Neighbours fume over farmland stench

Reporter: Richard Hooton
Date published: 09 May 2011


RESIDENTS claim foul smells from waste spread on farmland is driving them to distraction.

Households on Mossley’s Hey Farm Estate say the stench has plagued them for two years and means they can’t use their gardens.

But the farmer involved says it’s just a small minority of people complaining and the smell occurs only 20 days a year.

David Sykes Agricultural Contractors has a contract with Greater Manchester Waste Disposal Authority to recycle domestic green waste from councils across the area, including Oldham, which is checked by the Environment Agency.

The garden and food waste is collected from residents’ brown bins and composted at a site in Todmorden before being spread on part of his land, which stretches from Manchester Road in Greenfield to Huddersfield Road in Mossley.

But six residents have complained to Tameside Council’s environmental health department about the pong it’s causing.

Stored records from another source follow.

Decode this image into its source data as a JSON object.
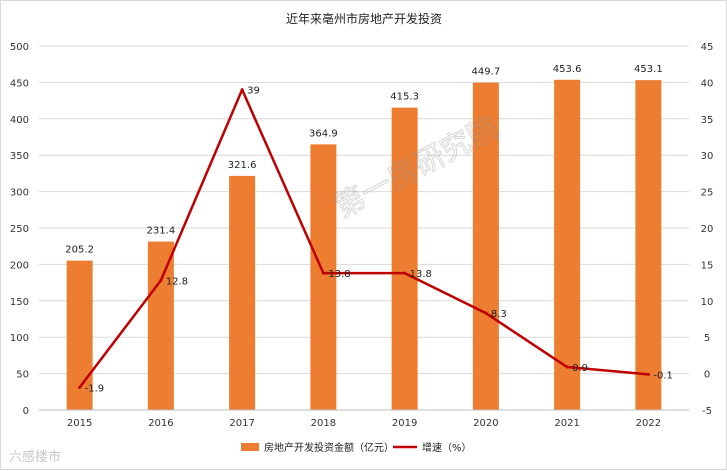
{
  "chart_data": {
    "type": "bar",
    "title": "近年来亳州市房地产开发投资",
    "categories": [
      "2015",
      "2016",
      "2017",
      "2018",
      "2019",
      "2020",
      "2021",
      "2022"
    ],
    "series": [
      {
        "name": "房地产开发投资金额（亿元）",
        "type": "bar",
        "axis": "left",
        "color": "#ED7D31",
        "values": [
          205.2,
          231.4,
          321.6,
          364.9,
          415.3,
          449.7,
          453.6,
          453.1
        ],
        "labels": [
          "205.2",
          "231.4",
          "321.6",
          "364.9",
          "415.3",
          "449.7",
          "453.6",
          "453.1"
        ]
      },
      {
        "name": "增速（%）",
        "type": "line",
        "axis": "right",
        "color": "#C00000",
        "values": [
          -1.9,
          12.8,
          39,
          13.8,
          13.8,
          8.3,
          0.9,
          -0.1
        ],
        "labels": [
          "-1.9",
          "12.8",
          "39",
          "13.8",
          "13.8",
          "8.3",
          "0.9",
          "-0.1"
        ]
      }
    ],
    "y_left": {
      "min": 0,
      "max": 500,
      "ticks": [
        "0",
        "50",
        "100",
        "150",
        "200",
        "250",
        "300",
        "350",
        "400",
        "450",
        "500"
      ]
    },
    "y_right": {
      "min": -5,
      "max": 45,
      "ticks": [
        "-5",
        "0",
        "5",
        "10",
        "15",
        "20",
        "25",
        "30",
        "35",
        "40",
        "45"
      ]
    },
    "grid": true,
    "legend_position": "bottom"
  },
  "watermark": {
    "center": "第一房研究院",
    "corner": "六感楼市"
  }
}
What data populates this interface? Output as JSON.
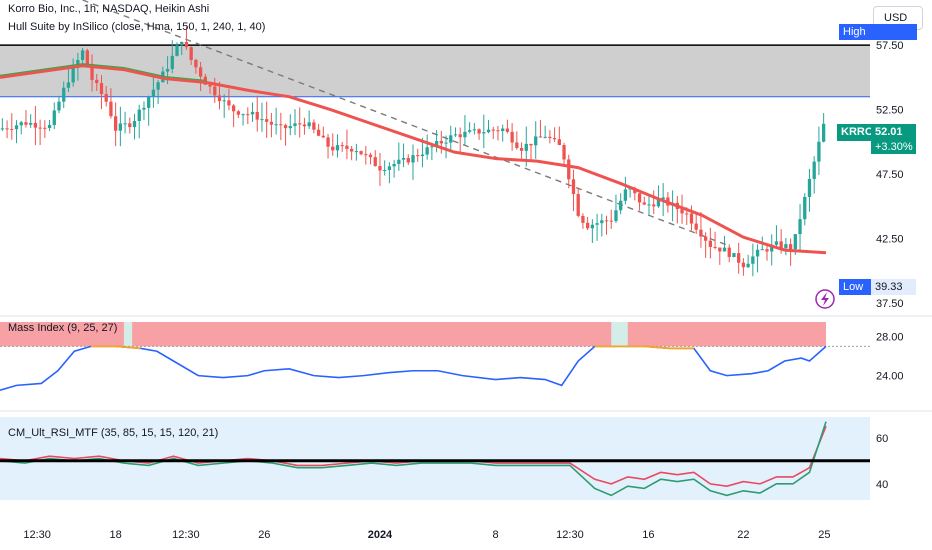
{
  "legend": {
    "title": "Korro Bio, Inc., 1h, NASDAQ, Heikin Ashi",
    "indicator": "Hull Suite by InSilico (close, Hma, 150, 1, 240, 1, 40)"
  },
  "currency": "USD",
  "tags": {
    "high": "High",
    "low": "Low",
    "low_value": "39.33",
    "ticker": "KRRO",
    "last_price": "52.01",
    "change": "+3.30%"
  },
  "panes": {
    "mass_index_label": "Mass Index (9, 25, 27)",
    "rsi_label": "CM_Ult_RSI_MTF (35, 85, 15, 15, 120, 21)"
  },
  "colors": {
    "bull": "#26a69a",
    "bear": "#ef5350",
    "hull": "#ef5350",
    "mass_line": "#2962ff",
    "mass_band": "#f7a1a5",
    "mass_gap": "#d4ede9",
    "orange": "#f5a623",
    "rsi_green": "#2e9c72",
    "rsi_red": "#e84a5f",
    "rsi_bg": "#e3f1fc",
    "zone": "#cfcfcf",
    "badge_blue": "#2962ff",
    "badge_green": "#089981",
    "trend_dash": "#7b7b7b"
  },
  "chart_data": [
    {
      "type": "candlestick",
      "title": "Korro Bio, Inc., 1h, NASDAQ, Heikin Ashi",
      "x_ticks": [
        "12:30",
        "18",
        "12:30",
        "26",
        "2024",
        "8",
        "12:30",
        "16",
        "22",
        "25"
      ],
      "y_ticks": [
        57.5,
        52.5,
        47.5,
        42.5,
        37.5
      ],
      "ylim": [
        36.8,
        61.0
      ],
      "resistance_zone": [
        53.5,
        57.5
      ],
      "high_line": 53.5,
      "last_price": 52.01,
      "change_pct": "+3.30%",
      "low": 39.33,
      "trendline": {
        "from": [
          0.1,
          61.0
        ],
        "to": [
          0.88,
          42.0
        ]
      },
      "hull_ma": [
        [
          0.0,
          55.0
        ],
        [
          0.1,
          55.9
        ],
        [
          0.15,
          55.6
        ],
        [
          0.2,
          54.9
        ],
        [
          0.25,
          54.6
        ],
        [
          0.3,
          54.0
        ],
        [
          0.35,
          53.5
        ],
        [
          0.4,
          52.5
        ],
        [
          0.45,
          51.4
        ],
        [
          0.5,
          50.3
        ],
        [
          0.55,
          49.2
        ],
        [
          0.6,
          48.7
        ],
        [
          0.65,
          48.5
        ],
        [
          0.7,
          48.0
        ],
        [
          0.75,
          46.8
        ],
        [
          0.8,
          45.5
        ],
        [
          0.85,
          44.3
        ],
        [
          0.9,
          42.6
        ],
        [
          0.95,
          41.6
        ],
        [
          1.0,
          41.4
        ]
      ],
      "price_path": [
        [
          0.0,
          51.0
        ],
        [
          0.03,
          51.5
        ],
        [
          0.06,
          51.2
        ],
        [
          0.08,
          54.5
        ],
        [
          0.1,
          57.0
        ],
        [
          0.11,
          55.0
        ],
        [
          0.13,
          53.0
        ],
        [
          0.14,
          51.0
        ],
        [
          0.16,
          51.5
        ],
        [
          0.18,
          53.5
        ],
        [
          0.2,
          55.5
        ],
        [
          0.22,
          58.0
        ],
        [
          0.23,
          56.5
        ],
        [
          0.25,
          54.5
        ],
        [
          0.28,
          52.5
        ],
        [
          0.31,
          52.0
        ],
        [
          0.34,
          51.0
        ],
        [
          0.37,
          51.5
        ],
        [
          0.4,
          49.5
        ],
        [
          0.43,
          49.5
        ],
        [
          0.46,
          48.0
        ],
        [
          0.49,
          48.5
        ],
        [
          0.52,
          49.5
        ],
        [
          0.55,
          50.5
        ],
        [
          0.58,
          50.8
        ],
        [
          0.61,
          51.0
        ],
        [
          0.63,
          49.5
        ],
        [
          0.66,
          50.5
        ],
        [
          0.68,
          49.5
        ],
        [
          0.7,
          44.5
        ],
        [
          0.71,
          43.5
        ],
        [
          0.74,
          44.0
        ],
        [
          0.76,
          46.5
        ],
        [
          0.78,
          45.0
        ],
        [
          0.8,
          45.5
        ],
        [
          0.83,
          44.5
        ],
        [
          0.86,
          42.0
        ],
        [
          0.88,
          41.5
        ],
        [
          0.9,
          40.5
        ],
        [
          0.92,
          41.5
        ],
        [
          0.94,
          42.0
        ],
        [
          0.96,
          41.8
        ],
        [
          0.97,
          44.5
        ],
        [
          0.98,
          47.0
        ],
        [
          1.0,
          52.0
        ]
      ],
      "pane_ticks_mass": [
        28.0,
        24.0
      ],
      "mass_index_ylim": [
        21.5,
        29.5
      ],
      "mass_index": [
        [
          0.0,
          22.5
        ],
        [
          0.02,
          23.0
        ],
        [
          0.05,
          23.2
        ],
        [
          0.07,
          24.5
        ],
        [
          0.09,
          26.5
        ],
        [
          0.11,
          27.0
        ],
        [
          0.14,
          27.0
        ],
        [
          0.17,
          26.8
        ],
        [
          0.19,
          26.5
        ],
        [
          0.21,
          25.5
        ],
        [
          0.24,
          24.0
        ],
        [
          0.27,
          23.8
        ],
        [
          0.3,
          24.0
        ],
        [
          0.32,
          24.5
        ],
        [
          0.35,
          24.7
        ],
        [
          0.38,
          24.0
        ],
        [
          0.41,
          23.8
        ],
        [
          0.44,
          24.0
        ],
        [
          0.47,
          24.3
        ],
        [
          0.5,
          24.5
        ],
        [
          0.53,
          24.5
        ],
        [
          0.56,
          24.0
        ],
        [
          0.6,
          23.6
        ],
        [
          0.63,
          23.8
        ],
        [
          0.66,
          23.6
        ],
        [
          0.68,
          23.0
        ],
        [
          0.7,
          25.5
        ],
        [
          0.72,
          27.0
        ],
        [
          0.75,
          27.0
        ],
        [
          0.78,
          27.0
        ],
        [
          0.81,
          26.8
        ],
        [
          0.84,
          26.8
        ],
        [
          0.86,
          24.5
        ],
        [
          0.88,
          24.0
        ],
        [
          0.91,
          24.2
        ],
        [
          0.93,
          24.5
        ],
        [
          0.95,
          25.5
        ],
        [
          0.97,
          25.8
        ],
        [
          0.98,
          25.5
        ],
        [
          1.0,
          27.0
        ]
      ],
      "mass_threshold": 27.0,
      "mass_gaps": [
        [
          0.74,
          0.76
        ],
        [
          0.15,
          0.16
        ]
      ],
      "pane_ticks_rsi": [
        60,
        40
      ],
      "rsi_ylim": [
        33.0,
        69.0
      ],
      "rsi_midline": 50.0,
      "rsi_series": [
        {
          "name": "",
          "values": [
            [
              0.0,
              51
            ],
            [
              0.03,
              50
            ],
            [
              0.06,
              52
            ],
            [
              0.09,
              51
            ],
            [
              0.12,
              52
            ],
            [
              0.15,
              50
            ],
            [
              0.18,
              49
            ],
            [
              0.21,
              52
            ],
            [
              0.24,
              49
            ],
            [
              0.27,
              50
            ],
            [
              0.3,
              51
            ],
            [
              0.33,
              50
            ],
            [
              0.36,
              48
            ],
            [
              0.39,
              48
            ],
            [
              0.42,
              49
            ],
            [
              0.45,
              50
            ],
            [
              0.48,
              49
            ],
            [
              0.51,
              50
            ],
            [
              0.54,
              50
            ],
            [
              0.57,
              50
            ],
            [
              0.6,
              49
            ],
            [
              0.63,
              49
            ],
            [
              0.66,
              49
            ],
            [
              0.69,
              49
            ],
            [
              0.72,
              42
            ],
            [
              0.74,
              40
            ],
            [
              0.76,
              43
            ],
            [
              0.78,
              42
            ],
            [
              0.8,
              45
            ],
            [
              0.82,
              44
            ],
            [
              0.84,
              45
            ],
            [
              0.86,
              40
            ],
            [
              0.88,
              39
            ],
            [
              0.9,
              41
            ],
            [
              0.92,
              40
            ],
            [
              0.94,
              43
            ],
            [
              0.96,
              43
            ],
            [
              0.98,
              47
            ],
            [
              1.0,
              65
            ]
          ]
        },
        {
          "name": "",
          "values": [
            [
              0.0,
              50
            ],
            [
              0.03,
              49
            ],
            [
              0.06,
              51
            ],
            [
              0.09,
              50
            ],
            [
              0.12,
              51
            ],
            [
              0.15,
              49
            ],
            [
              0.18,
              48
            ],
            [
              0.21,
              51
            ],
            [
              0.24,
              48
            ],
            [
              0.27,
              49
            ],
            [
              0.3,
              50
            ],
            [
              0.33,
              49
            ],
            [
              0.36,
              47
            ],
            [
              0.39,
              47
            ],
            [
              0.42,
              48
            ],
            [
              0.45,
              49
            ],
            [
              0.48,
              48
            ],
            [
              0.51,
              49
            ],
            [
              0.54,
              49
            ],
            [
              0.57,
              49
            ],
            [
              0.6,
              48
            ],
            [
              0.63,
              48
            ],
            [
              0.66,
              48
            ],
            [
              0.69,
              48
            ],
            [
              0.72,
              38
            ],
            [
              0.74,
              35
            ],
            [
              0.76,
              39
            ],
            [
              0.78,
              38
            ],
            [
              0.8,
              42
            ],
            [
              0.82,
              41
            ],
            [
              0.84,
              42
            ],
            [
              0.86,
              37
            ],
            [
              0.88,
              35
            ],
            [
              0.9,
              37
            ],
            [
              0.92,
              36
            ],
            [
              0.94,
              40
            ],
            [
              0.96,
              40
            ],
            [
              0.98,
              45
            ],
            [
              1.0,
              67
            ]
          ]
        }
      ]
    }
  ]
}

Retired teacher Bob Weedon (67), who has lived in Huddersfield Road since 1975, said: “These fumes are just drifting across when the wind is in the wrong direction. It smells dreadful.”

While he’s all for recycling, he added: “We have lived here for years and this is an intrusion that prevents us from making use of our garden.

“He doesn’t grow anything on the land and it’s just a way of recycling waste but it absolutely smells dreadful. It’s not a nice, traditional farm smell, which I don’t mind, it’s an evil, chemical smell and it drives people indoors. A lot of people are suffering on a daily basis.”

But Mr Sykes said the waste was a compost, like an organic fertiliser, which is rotting down and has no chemicals in it. He doesn’t spread it at weekends or Bank Holidays.

He said: “When we bring the stuff in on that day it does smell. It smells when we spread it until it’s had a chance to settle down for a day. There’s probably 20 days a year when there’s a smell. It’s not unacceptable.

“It’s just organic material for organic farming. They all want recycling — but not in their backyard.”

A Tameside Council spokesman said: “ Officers from our neighbourhood team will continue to monitor the levels of complaints received and ensure that the farm does all that is reasonably practicable to reduce odour nuisance.”